Once losses begin to pile up in the second half of 2024, Muddy Waters expects Blackstone Mortgage Trust will be forced to cut its dividend, which has soared to nearly 12%. Even the increasing prospect of interest rate cuts from the Fed that could provide relief for the commercial real estate sector in the form of cheaper loans would be “too little, too late,” according to the short-seller.

Blackstone Mortgage Trust did not immediately respond to Fortune’s request for comment, but a spokesperson told Bloomberg in a statement that the REIT is “well positioned to navigate this environment,” adding that they believe ”Muddy Waters’ report was “self-interested,”  “misleading,” and “designed solely…for the short seller’s own benefit.”

Blackstone Mortgage Trust’s stock sank 8% on Wednesday after the release of Muddy Waters’ report.

Block’s Muddy Waters is one of a few noted short-sellers who have risen to fame over the past decade for making large, and often quite profitable, bets against a myriad of companies, foreign and domestic.

Founded in 2010, the investment firm burst onto the scene in its first year of operation by shorting shares of China’s Rino International, a formerly Nasdaq-listed maker of desulfurization gear for steel plants.

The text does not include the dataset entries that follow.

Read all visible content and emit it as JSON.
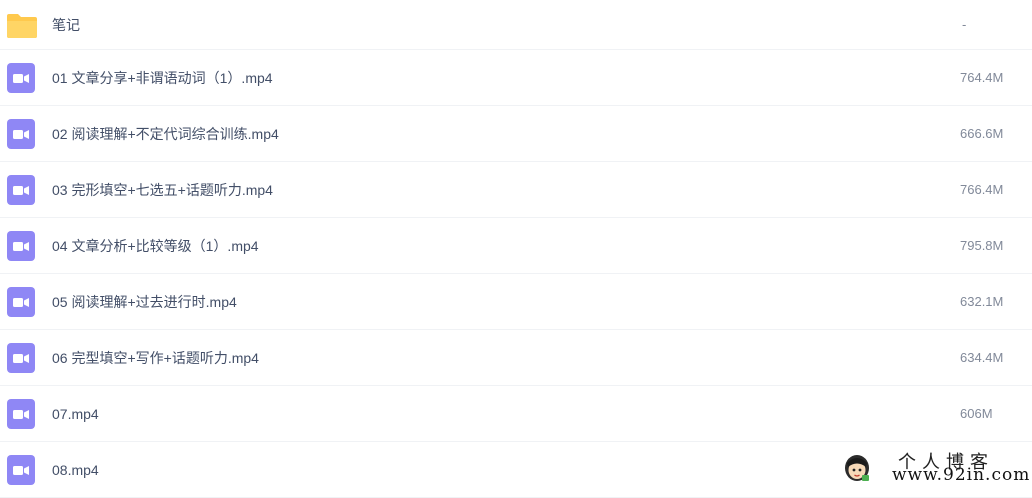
{
  "files": [
    {
      "name": "笔记",
      "size": "-",
      "icon": "folder-icon"
    },
    {
      "name": "01 文章分享+非谓语动词（1）.mp4",
      "size": "764.4M",
      "icon": "video-file-icon"
    },
    {
      "name": "02 阅读理解+不定代词综合训练.mp4",
      "size": "666.6M",
      "icon": "video-file-icon"
    },
    {
      "name": "03 完形填空+七选五+话题听力.mp4",
      "size": "766.4M",
      "icon": "video-file-icon"
    },
    {
      "name": "04 文章分析+比较等级（1）.mp4",
      "size": "795.8M",
      "icon": "video-file-icon"
    },
    {
      "name": "05 阅读理解+过去进行时.mp4",
      "size": "632.1M",
      "icon": "video-file-icon"
    },
    {
      "name": "06 完型填空+写作+话题听力.mp4",
      "size": "634.4M",
      "icon": "video-file-icon"
    },
    {
      "name": "07.mp4",
      "size": "606M",
      "icon": "video-file-icon"
    },
    {
      "name": "08.mp4",
      "size": "",
      "icon": "video-file-icon"
    }
  ],
  "watermark": {
    "title": "个人博客",
    "url": "www.92in.com"
  },
  "colors": {
    "folder": "#ffc94d",
    "video_icon": "#8f87f5",
    "text": "#424e67",
    "size_text": "#818999",
    "divider": "#f0f2f5"
  }
}
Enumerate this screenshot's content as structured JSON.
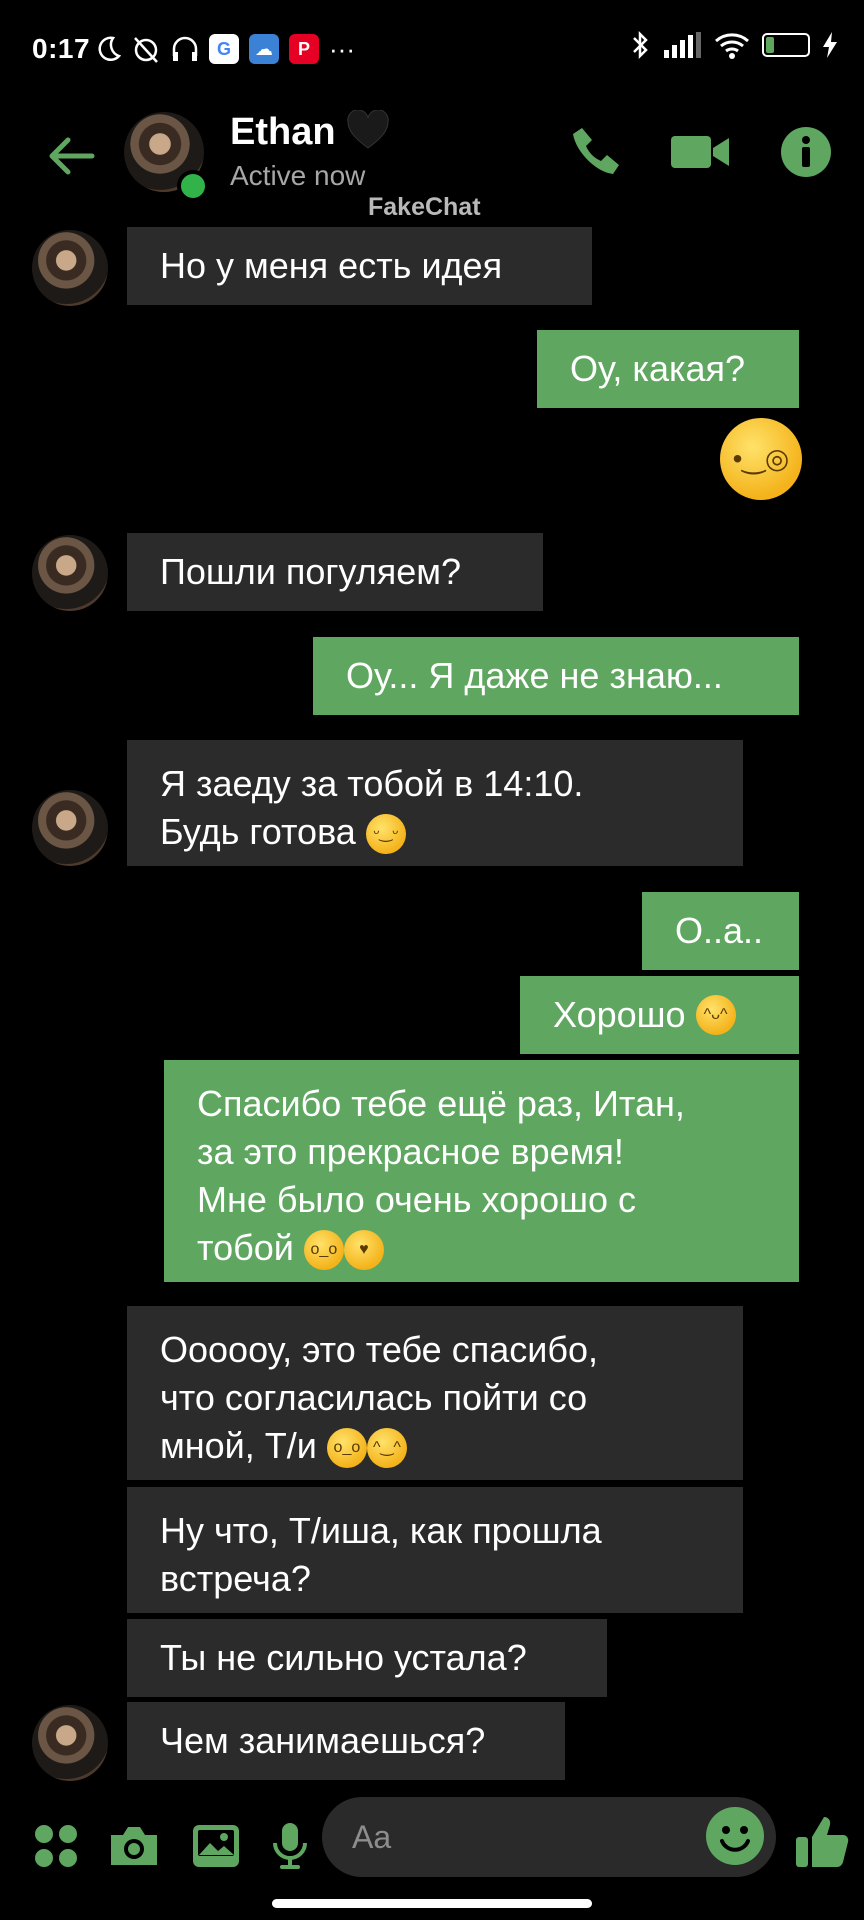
{
  "status_bar": {
    "time": "0:17",
    "battery": "19",
    "more_indicator": "···"
  },
  "header": {
    "name": "Ethan",
    "status": "Active now",
    "watermark": "FakeChat"
  },
  "messages": [
    {
      "dir": "in",
      "text": "Но у меня есть идея"
    },
    {
      "dir": "out",
      "text": "Оу, какая?"
    },
    {
      "dir": "out",
      "emoji": "monocle-face-emoji"
    },
    {
      "dir": "in",
      "text": "Пошли погуляем?"
    },
    {
      "dir": "out",
      "text": "Оу... Я даже не знаю..."
    },
    {
      "dir": "in",
      "lines": [
        "Я заеду за тобой в 14:10.",
        "Будь готова"
      ],
      "emoji": "relieved-face-emoji"
    },
    {
      "dir": "out",
      "text": "О..а.."
    },
    {
      "dir": "out",
      "text": "Хорошо",
      "emoji": "yum-face-emoji"
    },
    {
      "dir": "out",
      "lines": [
        "Спасибо тебе ещё раз, Итан,",
        "за это прекрасное время!",
        "Мне было очень хорошо с",
        "тобой"
      ],
      "emoji": "pleading-face-and-smiling-hearts-emoji"
    },
    {
      "dir": "in",
      "lines": [
        "Оооооу, это тебе спасибо,",
        "что согласилась пойти со",
        "мной, Т/и"
      ],
      "emoji": "pleading-face-and-hugging-face-emoji"
    },
    {
      "dir": "in",
      "lines": [
        "Ну что, Т/иша, как прошла",
        "встреча?"
      ]
    },
    {
      "dir": "in",
      "text": "Ты не сильно устала?"
    },
    {
      "dir": "in",
      "text": "Чем занимаешься?"
    }
  ],
  "composer": {
    "placeholder": "Aa"
  },
  "colors": {
    "accent": "#5fa760",
    "incoming_bubble": "#2b2b2b",
    "background": "#000000",
    "online": "#32b349"
  }
}
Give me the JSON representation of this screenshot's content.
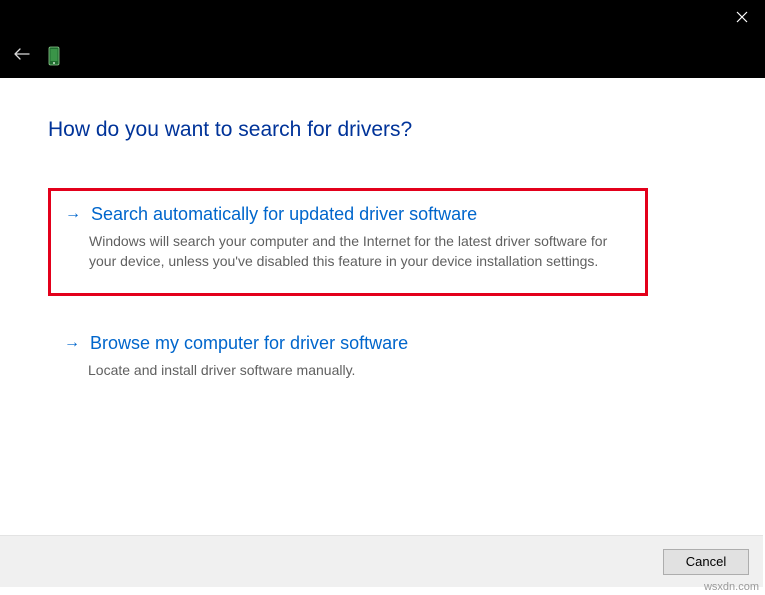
{
  "page_title": "How do you want to search for drivers?",
  "options": [
    {
      "title": "Search automatically for updated driver software",
      "description": "Windows will search your computer and the Internet for the latest driver software for your device, unless you've disabled this feature in your device installation settings.",
      "highlighted": true
    },
    {
      "title": "Browse my computer for driver software",
      "description": "Locate and install driver software manually.",
      "highlighted": false
    }
  ],
  "footer": {
    "cancel_label": "Cancel"
  },
  "watermark": "wsxdn.com"
}
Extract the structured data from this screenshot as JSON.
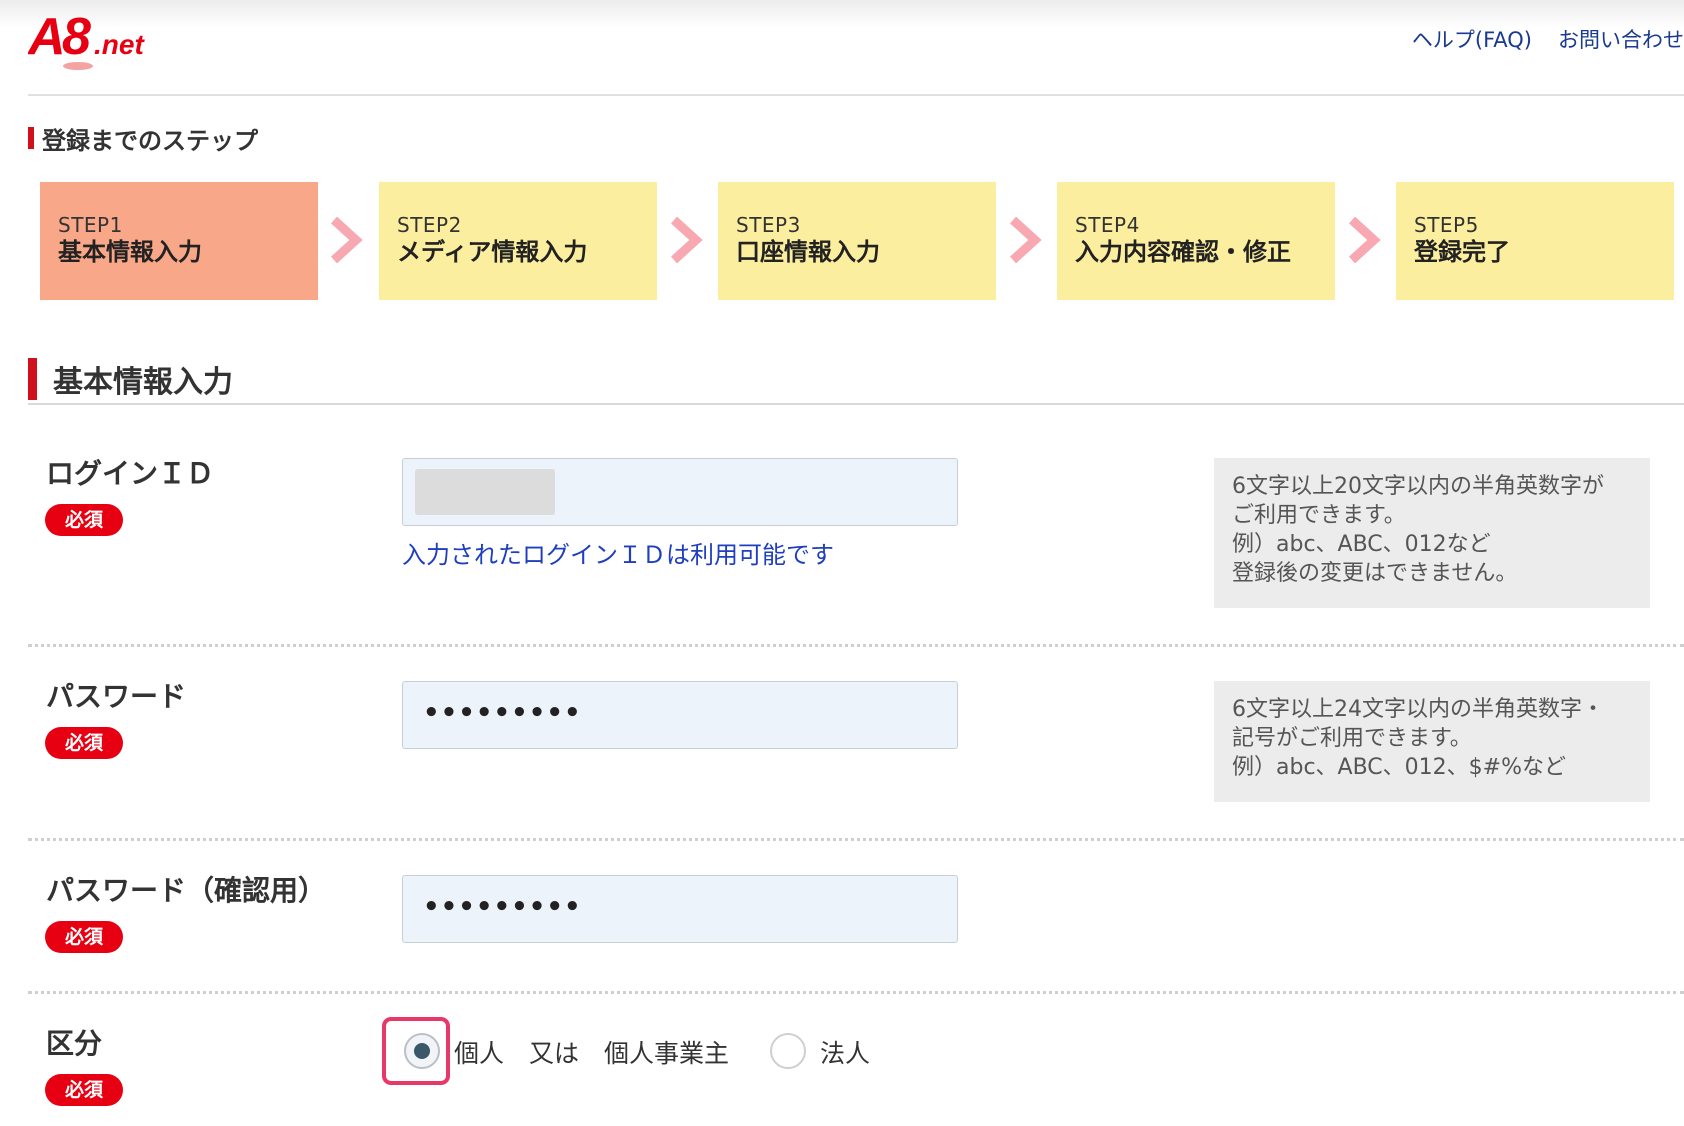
{
  "header": {
    "logo_text": "A8.net",
    "links": [
      "ヘルプ(FAQ)",
      "お問い合わせ"
    ]
  },
  "steps": {
    "title": "登録までのステップ",
    "items": [
      {
        "num": "STEP1",
        "label": "基本情報入力",
        "active": true
      },
      {
        "num": "STEP2",
        "label": "メディア情報入力",
        "active": false
      },
      {
        "num": "STEP3",
        "label": "口座情報入力",
        "active": false
      },
      {
        "num": "STEP4",
        "label": "入力内容確認・修正",
        "active": false
      },
      {
        "num": "STEP5",
        "label": "登録完了",
        "active": false
      }
    ]
  },
  "section": {
    "title": "基本情報入力"
  },
  "required_badge": "必須",
  "fields": {
    "login_id": {
      "label": "ログインＩＤ",
      "value": "",
      "status_message": "入力されたログインＩＤは利用可能です",
      "help": [
        "6文字以上20文字以内の半角英数字が",
        "ご利用できます。",
        "例）abc、ABC、012など",
        "登録後の変更はできません。"
      ]
    },
    "password": {
      "label": "パスワード",
      "value": "•••••••••",
      "help": [
        "6文字以上24文字以内の半角英数字・",
        "記号がご利用できます。",
        "例）abc、ABC、012、$#%など"
      ]
    },
    "password_confirm": {
      "label": "パスワード（確認用）",
      "value": "•••••••••"
    },
    "category": {
      "label": "区分",
      "options": [
        {
          "label": "個人　又は　個人事業主",
          "selected": true
        },
        {
          "label": "法人",
          "selected": false
        }
      ]
    }
  },
  "colors": {
    "brand_red": "#e60012",
    "step_active": "#f9a789",
    "step_inactive": "#fcee9f",
    "chevron": "#f7a8b0",
    "link_blue": "#1f3fbf",
    "highlight_border": "#e8386a"
  }
}
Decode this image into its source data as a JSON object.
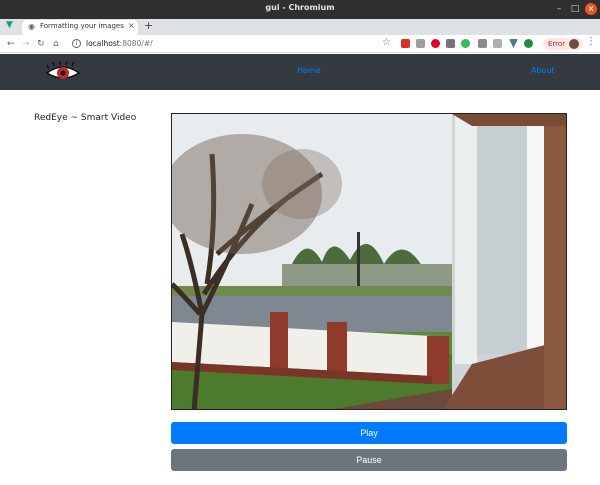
{
  "window": {
    "title": "gui - Chromium"
  },
  "tabs": [
    {
      "title": "Formatting your images f"
    }
  ],
  "address": {
    "host": "localhost",
    "rest": ":8080/#/"
  },
  "extensions": {
    "error_label": "Error"
  },
  "app": {
    "nav": {
      "home_label": "Home",
      "about_label": "About"
    },
    "brand_title": "RedEye ~ Smart Video"
  },
  "controls": {
    "play_label": "Play",
    "pause_label": "Pause"
  },
  "icons": {
    "logo": "red-eye-logo",
    "tab_favicon": "eye-icon",
    "back": "back-arrow-icon",
    "forward": "forward-arrow-icon",
    "reload": "reload-icon",
    "home": "home-icon",
    "bookmark": "star-icon"
  },
  "colors": {
    "navbar_bg": "#343a40",
    "nav_link": "#007bff",
    "play_button": "#007bff",
    "pause_button": "#6c757d"
  }
}
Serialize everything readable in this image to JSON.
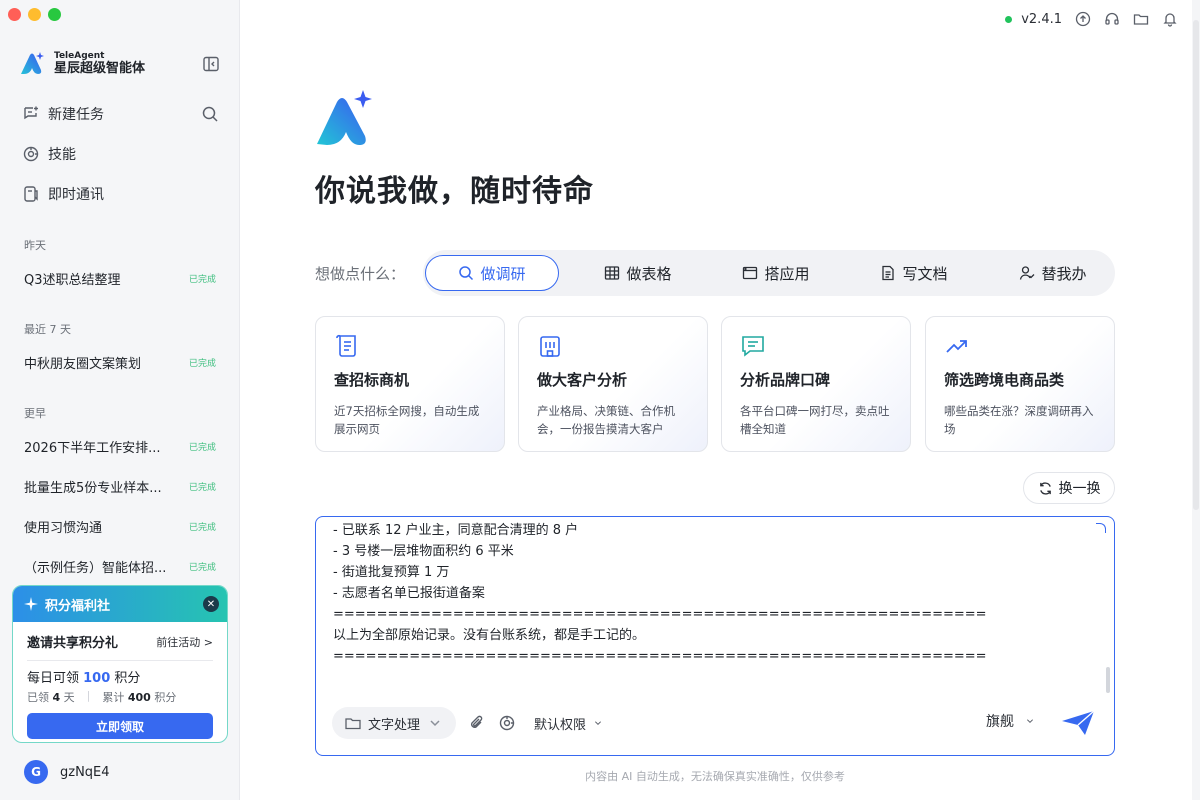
{
  "app": {
    "brand_en": "TeleAgent",
    "brand_cn": "星辰超级智能体",
    "version": "v2.4.1",
    "status_color": "#21c35c"
  },
  "sidebar": {
    "nav": [
      {
        "label": "新建任务",
        "icon": "new-task-icon"
      },
      {
        "label": "技能",
        "icon": "skill-icon"
      },
      {
        "label": "即时通讯",
        "icon": "chat-icon"
      }
    ],
    "sections": [
      {
        "label": "昨天",
        "items": [
          {
            "title": "Q3述职总结整理",
            "status": "已完成"
          }
        ]
      },
      {
        "label": "最近 7 天",
        "items": [
          {
            "title": "中秋朋友圈文案策划",
            "status": "已完成"
          }
        ]
      },
      {
        "label": "更早",
        "items": [
          {
            "title": "2026下半年工作安排...",
            "status": "已完成"
          },
          {
            "title": "批量生成5份专业样本...",
            "status": "已完成"
          },
          {
            "title": "使用习惯沟通",
            "status": "已完成"
          },
          {
            "title": "（示例任务）智能体招...",
            "status": "已完成"
          }
        ]
      }
    ],
    "promo": {
      "header": "积分福利社",
      "title": "邀请共享积分礼",
      "link": "前往活动 >",
      "daily_prefix": "每日可领 ",
      "daily_points": "100",
      "daily_suffix": " 积分",
      "claimed_prefix": "已领 ",
      "claimed_days": "4",
      "claimed_suffix": " 天",
      "total_prefix": "累计 ",
      "total_points": "400",
      "total_suffix": " 积分",
      "button": "立即领取"
    },
    "user": {
      "initial": "G",
      "name": "gzNqE4"
    }
  },
  "main": {
    "headline": "你说我做，随时待命",
    "prompt_label": "想做点什么：",
    "categories": [
      {
        "label": "做调研",
        "icon": "search-icon",
        "active": true
      },
      {
        "label": "做表格",
        "icon": "table-icon",
        "active": false
      },
      {
        "label": "搭应用",
        "icon": "app-icon",
        "active": false
      },
      {
        "label": "写文档",
        "icon": "document-icon",
        "active": false
      },
      {
        "label": "替我办",
        "icon": "user-check-icon",
        "active": false
      }
    ],
    "cards": [
      {
        "title": "查招标商机",
        "desc": "近7天招标全网搜，自动生成展示网页",
        "icon": "scroll-icon"
      },
      {
        "title": "做大客户分析",
        "desc": "产业格局、决策链、合作机会，一份报告摸清大客户",
        "icon": "building-icon"
      },
      {
        "title": "分析品牌口碑",
        "desc": "各平台口碑一网打尽，卖点吐槽全知道",
        "icon": "message-icon"
      },
      {
        "title": "筛选跨境电商品类",
        "desc": "哪些品类在涨？深度调研再入场",
        "icon": "trend-icon"
      }
    ],
    "refresh_label": "换一换",
    "composer": {
      "text": "- 已联系 12 户业主，同意配合清理的 8 户\n- 3 号楼一层堆物面积约 6 平米\n- 街道批复预算 1 万\n- 志愿者名单已报街道备案\n============================================================\n以上为全部原始记录。没有台账系统，都是手工记的。\n============================================================",
      "mode_label": "文字处理",
      "permission_label": "默认权限",
      "model_label": "旗舰"
    },
    "disclaimer": "内容由 AI 自动生成，无法确保真实准确性，仅供参考"
  },
  "colors": {
    "accent": "#3769f0",
    "done": "#3fbf7f"
  }
}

Block warned at the time that the company was misstating its revenue and making misleading claims about its status as an industry leader in key steel markets.

Rino International was eventually delisted from the Nasdaq, and the CEO and his wife, the company chairman, faced U.S. Securities and Exchange Commission charges of overstating revenues and diverting money for personal use.

Since then, Block has made big bets against a number of firms, including the medical supplier St. Jude and the European real estate company Corestate Capital Holding SA. However, in an interview with Bloomberg earlier this year, Block said that his short-selling days may be ending in the next few years, noting that the toll of corporate lawsuits against his firm for its negative reports is taking its toll.

Of short-selling, he said, “It is a decent living, but per unit of brain damage, it’s definitely one of the worst businesses in the asset management industry.”